Nuovo Cimento
- Discipline: Physics
- Language: English

Standard abbreviations
- ISO 4: Nuovo Cimento

= Nuovo Cimento =

Series of scientific physics journals

Nuovo Cimento is a series of peer-reviewed scientific journals of physics. The series was first established in 1855, when Carlo Matteucci and Raffaele Piria started publishing Il Nuovo Cimento as the continuation of Il Cimento, which they established in 1844. In 1897, it became the official journal of the Italian Physical Society.

== Sub-journals ==
Over time, the journal split into several sub-journals:
- Nuovo Cimento A (1965–1999): Focused on particle physics.

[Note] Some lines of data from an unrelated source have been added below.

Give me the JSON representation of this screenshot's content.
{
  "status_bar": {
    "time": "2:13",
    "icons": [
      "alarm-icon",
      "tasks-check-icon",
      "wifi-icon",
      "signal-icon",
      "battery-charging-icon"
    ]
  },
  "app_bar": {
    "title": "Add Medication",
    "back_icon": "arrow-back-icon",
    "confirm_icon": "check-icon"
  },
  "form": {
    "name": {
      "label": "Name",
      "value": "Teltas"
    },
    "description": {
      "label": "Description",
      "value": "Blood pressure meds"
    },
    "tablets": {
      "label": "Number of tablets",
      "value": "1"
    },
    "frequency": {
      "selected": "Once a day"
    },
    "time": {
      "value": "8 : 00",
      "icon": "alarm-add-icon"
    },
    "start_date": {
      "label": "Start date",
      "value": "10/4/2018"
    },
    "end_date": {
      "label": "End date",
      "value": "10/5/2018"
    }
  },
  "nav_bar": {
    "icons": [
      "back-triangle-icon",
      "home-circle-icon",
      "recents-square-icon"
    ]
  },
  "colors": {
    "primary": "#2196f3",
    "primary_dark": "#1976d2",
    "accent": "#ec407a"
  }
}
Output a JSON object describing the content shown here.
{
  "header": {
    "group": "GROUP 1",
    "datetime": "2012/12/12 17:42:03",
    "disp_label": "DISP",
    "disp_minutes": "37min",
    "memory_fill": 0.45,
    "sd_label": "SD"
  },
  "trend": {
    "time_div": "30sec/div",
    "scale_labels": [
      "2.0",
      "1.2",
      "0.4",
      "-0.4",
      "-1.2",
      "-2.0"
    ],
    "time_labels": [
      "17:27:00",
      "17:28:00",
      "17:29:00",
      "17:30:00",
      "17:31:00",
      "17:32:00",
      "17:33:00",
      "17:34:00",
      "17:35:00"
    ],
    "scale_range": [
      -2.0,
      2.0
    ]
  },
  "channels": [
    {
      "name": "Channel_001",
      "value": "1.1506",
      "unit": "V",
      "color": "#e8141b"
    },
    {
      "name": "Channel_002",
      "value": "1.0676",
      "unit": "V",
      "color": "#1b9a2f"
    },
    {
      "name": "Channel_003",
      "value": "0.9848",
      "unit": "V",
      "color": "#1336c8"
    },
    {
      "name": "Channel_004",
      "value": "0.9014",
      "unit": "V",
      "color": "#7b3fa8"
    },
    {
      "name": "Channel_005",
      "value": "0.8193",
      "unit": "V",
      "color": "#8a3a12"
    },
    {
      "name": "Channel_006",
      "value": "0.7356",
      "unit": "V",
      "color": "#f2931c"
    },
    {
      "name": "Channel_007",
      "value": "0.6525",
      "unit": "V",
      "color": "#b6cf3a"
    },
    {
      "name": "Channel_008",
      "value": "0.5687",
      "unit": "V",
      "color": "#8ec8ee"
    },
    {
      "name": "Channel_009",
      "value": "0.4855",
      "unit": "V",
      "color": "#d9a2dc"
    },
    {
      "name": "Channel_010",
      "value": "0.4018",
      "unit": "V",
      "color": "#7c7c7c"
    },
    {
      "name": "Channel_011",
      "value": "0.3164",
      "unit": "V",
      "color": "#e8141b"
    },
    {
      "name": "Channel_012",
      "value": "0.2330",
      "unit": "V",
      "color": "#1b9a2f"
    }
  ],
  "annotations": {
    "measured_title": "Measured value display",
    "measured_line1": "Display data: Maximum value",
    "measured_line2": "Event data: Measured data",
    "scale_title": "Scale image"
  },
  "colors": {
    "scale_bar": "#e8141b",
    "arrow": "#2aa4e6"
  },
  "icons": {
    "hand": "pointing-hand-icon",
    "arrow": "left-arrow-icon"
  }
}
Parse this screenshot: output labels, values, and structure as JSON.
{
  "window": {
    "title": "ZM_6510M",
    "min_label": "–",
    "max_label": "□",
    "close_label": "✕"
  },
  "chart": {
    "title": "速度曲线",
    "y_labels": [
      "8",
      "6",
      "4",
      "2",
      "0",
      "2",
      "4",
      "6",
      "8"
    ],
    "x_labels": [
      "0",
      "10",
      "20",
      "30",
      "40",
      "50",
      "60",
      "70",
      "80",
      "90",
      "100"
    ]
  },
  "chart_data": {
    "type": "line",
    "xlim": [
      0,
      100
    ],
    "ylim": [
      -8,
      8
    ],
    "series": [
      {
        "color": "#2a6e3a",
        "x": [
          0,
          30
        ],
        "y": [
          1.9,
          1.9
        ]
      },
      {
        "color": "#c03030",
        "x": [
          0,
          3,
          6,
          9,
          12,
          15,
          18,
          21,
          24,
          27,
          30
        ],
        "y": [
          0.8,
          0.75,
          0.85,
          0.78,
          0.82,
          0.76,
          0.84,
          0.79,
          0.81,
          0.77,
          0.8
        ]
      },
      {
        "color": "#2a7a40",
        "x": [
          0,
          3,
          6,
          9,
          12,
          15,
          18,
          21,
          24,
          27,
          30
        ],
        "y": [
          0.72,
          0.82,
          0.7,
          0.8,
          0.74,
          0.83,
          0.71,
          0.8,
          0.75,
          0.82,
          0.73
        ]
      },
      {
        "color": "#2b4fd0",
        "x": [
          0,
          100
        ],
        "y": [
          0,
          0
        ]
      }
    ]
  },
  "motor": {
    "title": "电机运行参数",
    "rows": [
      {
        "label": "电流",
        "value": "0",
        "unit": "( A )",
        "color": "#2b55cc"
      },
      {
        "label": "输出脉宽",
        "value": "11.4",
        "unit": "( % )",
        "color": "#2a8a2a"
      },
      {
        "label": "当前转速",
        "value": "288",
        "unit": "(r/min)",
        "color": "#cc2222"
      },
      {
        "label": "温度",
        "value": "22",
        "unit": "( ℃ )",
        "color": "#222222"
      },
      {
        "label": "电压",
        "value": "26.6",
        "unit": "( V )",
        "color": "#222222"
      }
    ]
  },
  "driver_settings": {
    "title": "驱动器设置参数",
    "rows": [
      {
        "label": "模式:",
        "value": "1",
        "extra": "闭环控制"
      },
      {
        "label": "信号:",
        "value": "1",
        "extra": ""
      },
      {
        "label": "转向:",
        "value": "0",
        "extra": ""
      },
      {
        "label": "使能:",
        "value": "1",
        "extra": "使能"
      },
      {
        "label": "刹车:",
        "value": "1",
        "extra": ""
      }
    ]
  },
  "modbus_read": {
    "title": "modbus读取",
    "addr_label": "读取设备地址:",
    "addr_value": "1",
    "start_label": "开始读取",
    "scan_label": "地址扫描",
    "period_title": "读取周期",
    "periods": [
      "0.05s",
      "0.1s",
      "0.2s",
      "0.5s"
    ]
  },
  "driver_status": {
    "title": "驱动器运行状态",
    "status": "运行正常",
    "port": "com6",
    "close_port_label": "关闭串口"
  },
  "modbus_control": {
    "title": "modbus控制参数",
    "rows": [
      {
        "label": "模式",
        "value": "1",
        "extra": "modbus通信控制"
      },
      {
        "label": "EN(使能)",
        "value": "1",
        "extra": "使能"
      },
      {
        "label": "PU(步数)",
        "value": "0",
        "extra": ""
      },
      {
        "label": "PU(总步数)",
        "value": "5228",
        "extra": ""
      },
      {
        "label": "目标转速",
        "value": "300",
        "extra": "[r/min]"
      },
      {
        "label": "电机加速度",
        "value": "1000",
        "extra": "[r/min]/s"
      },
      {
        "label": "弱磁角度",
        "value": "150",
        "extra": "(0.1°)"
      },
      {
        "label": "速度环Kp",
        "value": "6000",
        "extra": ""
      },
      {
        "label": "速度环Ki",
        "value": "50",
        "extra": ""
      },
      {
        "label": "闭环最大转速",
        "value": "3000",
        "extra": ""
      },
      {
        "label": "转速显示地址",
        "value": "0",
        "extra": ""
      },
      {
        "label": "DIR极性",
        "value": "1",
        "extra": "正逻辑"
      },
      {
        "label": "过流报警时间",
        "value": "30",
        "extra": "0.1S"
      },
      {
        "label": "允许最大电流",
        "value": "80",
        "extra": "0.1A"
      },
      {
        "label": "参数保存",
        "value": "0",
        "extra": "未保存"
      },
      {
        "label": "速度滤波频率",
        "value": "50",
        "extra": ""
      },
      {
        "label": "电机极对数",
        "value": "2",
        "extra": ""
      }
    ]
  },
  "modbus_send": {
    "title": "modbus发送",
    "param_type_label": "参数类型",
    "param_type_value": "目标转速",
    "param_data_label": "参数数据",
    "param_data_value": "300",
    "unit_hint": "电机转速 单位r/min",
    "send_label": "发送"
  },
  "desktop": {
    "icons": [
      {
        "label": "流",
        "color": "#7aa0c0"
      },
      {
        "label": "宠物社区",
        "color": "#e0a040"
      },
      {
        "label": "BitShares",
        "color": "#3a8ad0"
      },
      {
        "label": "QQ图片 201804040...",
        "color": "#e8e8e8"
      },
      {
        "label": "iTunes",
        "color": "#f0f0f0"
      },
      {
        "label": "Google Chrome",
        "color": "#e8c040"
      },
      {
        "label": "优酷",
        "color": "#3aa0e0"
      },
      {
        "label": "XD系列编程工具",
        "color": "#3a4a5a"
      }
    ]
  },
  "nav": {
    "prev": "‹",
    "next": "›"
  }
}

The journal ended when it was merged into the European Physical Journal, in 1999.
- Nuovo Cimento B (1965–2010): Focused on relativity, astronomy, and mathematical physics. As of 1 January 2011 it continues publication as the European Physical Journal Plus.
- Nuovo Cimento C (1978–present): Focuses on geophysics, astrophysics, and biophysics.
- Nuovo Cimento D (1982–1998): Focuses on solid state physics, atomic physics, and molecular biology. The journal ended when it was merged into the European Physical Journal in 1998.
- Supplemento al Nuovo Cimento (1949–1968): A supplement to Nuovo Cimento
- Lettere al Nuovo Cimento (1969–1986): A series for letters and other short publications. The journal ended when it was merged into Europhysics Letters in 1986.
- Rivista del Nuovo Cimento (1969–present): Publishes review articles.